To address resource constraints, PIPC adopted Tableau Desktop and Tableau Server.
In Tableau Desktop, analysts can easily recreate analyses for customers instead of starting from scratch with every new request. Analysts leverage R in Tableau, pulling data from Microsoft Access, SQL Server, and Excel. With Tableau Server, PIPC shares data with customers in a secure environment.
Increasing data quality with visual analytics ultimately helped increase productivity among PIPC employees. For an average of 15 reports, this process reduced reporting time from 12 hours to 5 minutes. With Tableau, PIPC has streamlined their workflow, with more room to explore new ideas and test hypotheses with a few clicks.
Increased demand, limited resources
In 2013, the number of patent applications around the world was 2,568,000. In the same year, Korea was ranked as the world's number one in resident patent applications per GDP $100 billion and per million population. A core element that drives a company’s valuation is its intellectual property rights. In research and development, companies collect technical data of similar or competing products and analyze domestic and overseas patent information. As important business decisions hang on these analyses, accuracy is crucial.
Patent Information Promotion Center (PIPC) is a public organization that provides patent information and supports policies of the Korean Intellectual Property Office. PIPC’s consulting division analyzes patent data to guide their customers in the right direction.
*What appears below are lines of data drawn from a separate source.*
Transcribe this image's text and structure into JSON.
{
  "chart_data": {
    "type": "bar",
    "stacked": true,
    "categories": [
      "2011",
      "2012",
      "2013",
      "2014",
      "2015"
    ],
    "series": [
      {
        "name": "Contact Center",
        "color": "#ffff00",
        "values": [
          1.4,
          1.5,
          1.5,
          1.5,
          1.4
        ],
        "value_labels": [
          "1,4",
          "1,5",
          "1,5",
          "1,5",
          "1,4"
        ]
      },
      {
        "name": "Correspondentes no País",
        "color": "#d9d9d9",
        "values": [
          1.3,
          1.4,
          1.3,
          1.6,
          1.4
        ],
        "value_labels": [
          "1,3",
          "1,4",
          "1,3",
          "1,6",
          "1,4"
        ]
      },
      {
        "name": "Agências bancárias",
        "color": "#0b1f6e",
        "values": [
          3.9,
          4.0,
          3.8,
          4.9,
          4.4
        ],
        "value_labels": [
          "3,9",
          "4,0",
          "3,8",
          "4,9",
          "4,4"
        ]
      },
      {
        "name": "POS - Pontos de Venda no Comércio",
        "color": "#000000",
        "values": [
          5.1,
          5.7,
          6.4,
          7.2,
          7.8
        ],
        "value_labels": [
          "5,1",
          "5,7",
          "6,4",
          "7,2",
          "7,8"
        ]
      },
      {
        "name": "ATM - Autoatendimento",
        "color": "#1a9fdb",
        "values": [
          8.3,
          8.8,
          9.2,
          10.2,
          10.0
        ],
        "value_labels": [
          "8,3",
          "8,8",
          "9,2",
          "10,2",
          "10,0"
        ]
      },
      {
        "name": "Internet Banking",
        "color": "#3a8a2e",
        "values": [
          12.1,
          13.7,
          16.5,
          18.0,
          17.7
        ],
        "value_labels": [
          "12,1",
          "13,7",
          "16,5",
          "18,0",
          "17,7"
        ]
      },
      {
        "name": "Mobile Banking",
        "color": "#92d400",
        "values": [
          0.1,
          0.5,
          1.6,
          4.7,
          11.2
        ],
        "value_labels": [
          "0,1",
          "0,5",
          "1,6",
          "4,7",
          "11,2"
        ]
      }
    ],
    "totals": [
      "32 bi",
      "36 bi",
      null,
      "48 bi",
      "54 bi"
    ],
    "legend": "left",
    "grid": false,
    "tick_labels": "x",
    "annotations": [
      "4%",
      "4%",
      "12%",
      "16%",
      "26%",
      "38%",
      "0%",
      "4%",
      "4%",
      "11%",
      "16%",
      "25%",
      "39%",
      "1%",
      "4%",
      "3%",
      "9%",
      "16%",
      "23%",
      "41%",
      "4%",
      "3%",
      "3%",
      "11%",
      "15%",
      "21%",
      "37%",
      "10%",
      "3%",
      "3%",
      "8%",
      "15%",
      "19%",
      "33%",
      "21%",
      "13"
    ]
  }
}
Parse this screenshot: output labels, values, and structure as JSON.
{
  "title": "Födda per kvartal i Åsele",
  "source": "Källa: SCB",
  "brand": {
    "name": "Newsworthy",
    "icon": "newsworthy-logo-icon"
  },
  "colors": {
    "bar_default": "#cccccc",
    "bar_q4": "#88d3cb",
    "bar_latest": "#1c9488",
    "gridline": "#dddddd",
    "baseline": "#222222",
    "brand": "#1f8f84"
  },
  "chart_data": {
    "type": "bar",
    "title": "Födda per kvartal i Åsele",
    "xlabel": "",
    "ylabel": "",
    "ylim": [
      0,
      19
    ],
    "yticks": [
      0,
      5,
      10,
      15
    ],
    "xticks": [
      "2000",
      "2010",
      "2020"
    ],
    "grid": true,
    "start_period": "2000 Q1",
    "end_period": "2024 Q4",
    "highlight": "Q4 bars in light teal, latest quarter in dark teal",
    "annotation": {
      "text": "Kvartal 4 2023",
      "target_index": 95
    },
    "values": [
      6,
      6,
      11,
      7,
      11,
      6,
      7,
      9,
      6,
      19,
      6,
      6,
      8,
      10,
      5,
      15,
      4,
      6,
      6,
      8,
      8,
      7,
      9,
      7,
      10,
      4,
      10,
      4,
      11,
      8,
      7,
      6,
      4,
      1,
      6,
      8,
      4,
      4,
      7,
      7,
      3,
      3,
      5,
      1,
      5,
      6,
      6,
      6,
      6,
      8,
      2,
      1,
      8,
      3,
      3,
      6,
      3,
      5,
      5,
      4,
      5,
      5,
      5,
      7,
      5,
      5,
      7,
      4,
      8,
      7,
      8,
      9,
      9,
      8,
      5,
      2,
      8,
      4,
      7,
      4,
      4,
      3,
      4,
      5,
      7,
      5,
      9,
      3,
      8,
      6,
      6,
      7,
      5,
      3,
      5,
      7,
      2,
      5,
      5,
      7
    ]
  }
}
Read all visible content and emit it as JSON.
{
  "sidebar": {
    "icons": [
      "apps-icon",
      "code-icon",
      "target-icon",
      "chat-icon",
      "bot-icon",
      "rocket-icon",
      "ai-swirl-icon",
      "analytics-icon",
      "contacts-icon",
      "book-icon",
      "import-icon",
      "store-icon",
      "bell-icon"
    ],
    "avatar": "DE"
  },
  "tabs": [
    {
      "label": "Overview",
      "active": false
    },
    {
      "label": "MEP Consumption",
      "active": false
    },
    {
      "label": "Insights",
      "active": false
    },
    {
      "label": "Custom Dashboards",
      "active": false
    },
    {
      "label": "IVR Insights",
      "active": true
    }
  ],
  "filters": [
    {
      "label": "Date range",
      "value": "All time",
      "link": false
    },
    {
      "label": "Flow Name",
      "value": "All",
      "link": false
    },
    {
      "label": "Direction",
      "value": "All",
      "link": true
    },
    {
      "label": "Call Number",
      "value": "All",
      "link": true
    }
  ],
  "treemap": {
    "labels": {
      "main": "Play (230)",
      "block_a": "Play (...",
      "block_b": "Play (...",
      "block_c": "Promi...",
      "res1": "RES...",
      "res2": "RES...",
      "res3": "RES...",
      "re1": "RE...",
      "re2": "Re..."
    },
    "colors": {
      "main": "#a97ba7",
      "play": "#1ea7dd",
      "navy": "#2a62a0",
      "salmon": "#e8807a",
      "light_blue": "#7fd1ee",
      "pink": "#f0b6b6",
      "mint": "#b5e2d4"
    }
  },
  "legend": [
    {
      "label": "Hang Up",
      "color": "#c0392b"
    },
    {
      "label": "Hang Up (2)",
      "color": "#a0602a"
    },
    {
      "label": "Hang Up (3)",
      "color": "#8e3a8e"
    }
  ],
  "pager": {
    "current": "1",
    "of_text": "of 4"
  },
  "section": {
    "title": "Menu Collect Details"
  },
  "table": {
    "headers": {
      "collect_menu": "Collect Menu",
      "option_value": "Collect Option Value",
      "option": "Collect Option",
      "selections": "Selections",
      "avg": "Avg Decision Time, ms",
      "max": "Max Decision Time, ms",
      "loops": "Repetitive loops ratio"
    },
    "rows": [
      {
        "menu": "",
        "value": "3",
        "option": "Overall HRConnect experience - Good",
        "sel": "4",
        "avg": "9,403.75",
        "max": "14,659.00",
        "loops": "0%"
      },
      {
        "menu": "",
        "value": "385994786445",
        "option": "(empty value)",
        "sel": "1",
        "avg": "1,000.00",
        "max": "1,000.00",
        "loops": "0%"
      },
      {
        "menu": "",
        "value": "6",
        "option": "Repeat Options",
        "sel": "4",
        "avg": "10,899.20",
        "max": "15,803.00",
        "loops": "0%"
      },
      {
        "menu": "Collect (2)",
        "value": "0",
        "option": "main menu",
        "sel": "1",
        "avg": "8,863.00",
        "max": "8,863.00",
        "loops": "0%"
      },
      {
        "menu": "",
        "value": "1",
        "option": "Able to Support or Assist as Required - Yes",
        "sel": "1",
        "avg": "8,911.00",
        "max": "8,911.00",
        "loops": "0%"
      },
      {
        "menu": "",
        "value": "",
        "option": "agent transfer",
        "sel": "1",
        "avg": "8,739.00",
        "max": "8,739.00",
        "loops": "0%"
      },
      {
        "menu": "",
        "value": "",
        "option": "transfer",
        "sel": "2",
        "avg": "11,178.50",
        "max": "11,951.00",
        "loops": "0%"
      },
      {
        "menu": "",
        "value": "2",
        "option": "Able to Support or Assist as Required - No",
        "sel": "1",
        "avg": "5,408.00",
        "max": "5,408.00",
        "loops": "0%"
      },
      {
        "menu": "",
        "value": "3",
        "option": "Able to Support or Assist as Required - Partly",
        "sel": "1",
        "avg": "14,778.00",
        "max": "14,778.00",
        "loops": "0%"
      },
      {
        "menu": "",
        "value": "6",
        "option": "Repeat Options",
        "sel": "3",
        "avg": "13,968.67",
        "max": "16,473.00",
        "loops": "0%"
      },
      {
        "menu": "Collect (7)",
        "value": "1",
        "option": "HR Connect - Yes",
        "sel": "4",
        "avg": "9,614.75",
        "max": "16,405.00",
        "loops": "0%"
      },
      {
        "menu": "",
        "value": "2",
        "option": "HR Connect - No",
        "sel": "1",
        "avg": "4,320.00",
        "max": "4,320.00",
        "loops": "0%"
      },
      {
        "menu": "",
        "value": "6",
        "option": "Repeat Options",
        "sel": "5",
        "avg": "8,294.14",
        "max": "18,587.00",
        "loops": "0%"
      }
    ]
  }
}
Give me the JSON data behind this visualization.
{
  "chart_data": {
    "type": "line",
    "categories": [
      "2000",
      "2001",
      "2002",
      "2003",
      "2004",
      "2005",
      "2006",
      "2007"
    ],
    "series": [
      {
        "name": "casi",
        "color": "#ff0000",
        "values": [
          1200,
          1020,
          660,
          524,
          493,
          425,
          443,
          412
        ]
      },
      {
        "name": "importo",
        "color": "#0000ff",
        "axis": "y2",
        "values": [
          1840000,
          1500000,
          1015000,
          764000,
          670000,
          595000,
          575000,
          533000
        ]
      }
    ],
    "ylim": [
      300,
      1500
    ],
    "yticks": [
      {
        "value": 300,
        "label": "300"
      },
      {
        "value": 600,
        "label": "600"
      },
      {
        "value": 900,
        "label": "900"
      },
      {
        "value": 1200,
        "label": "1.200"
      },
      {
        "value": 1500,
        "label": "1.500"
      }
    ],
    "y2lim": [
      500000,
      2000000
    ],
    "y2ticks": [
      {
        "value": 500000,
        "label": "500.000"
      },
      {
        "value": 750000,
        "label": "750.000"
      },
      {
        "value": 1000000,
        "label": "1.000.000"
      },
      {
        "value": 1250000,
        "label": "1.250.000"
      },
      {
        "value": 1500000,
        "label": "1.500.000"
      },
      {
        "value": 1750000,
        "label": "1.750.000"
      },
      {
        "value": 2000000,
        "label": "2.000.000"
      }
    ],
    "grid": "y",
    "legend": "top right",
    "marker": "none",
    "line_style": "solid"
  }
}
As part of this process, PIPC researches worldwide patent documentation to help the customer understand the competitive landscape and important statistics related to the customer’s specific technology.
For existing data, PIPC's analysts used Excel for both analysis and visualization—an incredibly manual, time-consuming process. It took at least half a day to create 10 to 15 reports and up to a day to distribute the final versions. And each new request required analysts to once again cycle through the manual process.
Acquiring data was increasingly difficult—making it harder to produce high-quality reports for customers. PIPC’s standard process couldn't meet ever-increasing customer needs for higher-quality, deeper statistical analyses. With restricted IT resources, PIPC needed a self-service solution built on governed data. And they needed to be able to securely share this data across the company.
In addition, PIPC’s consulting division wanted to work more collaboratively with customers around patent consulting reports. To enhance customers’ understanding, PIPC needed to make their analysis reports more intuitive with visual analytics. To address this challenge, PIPC started to search for a new approach to analysis.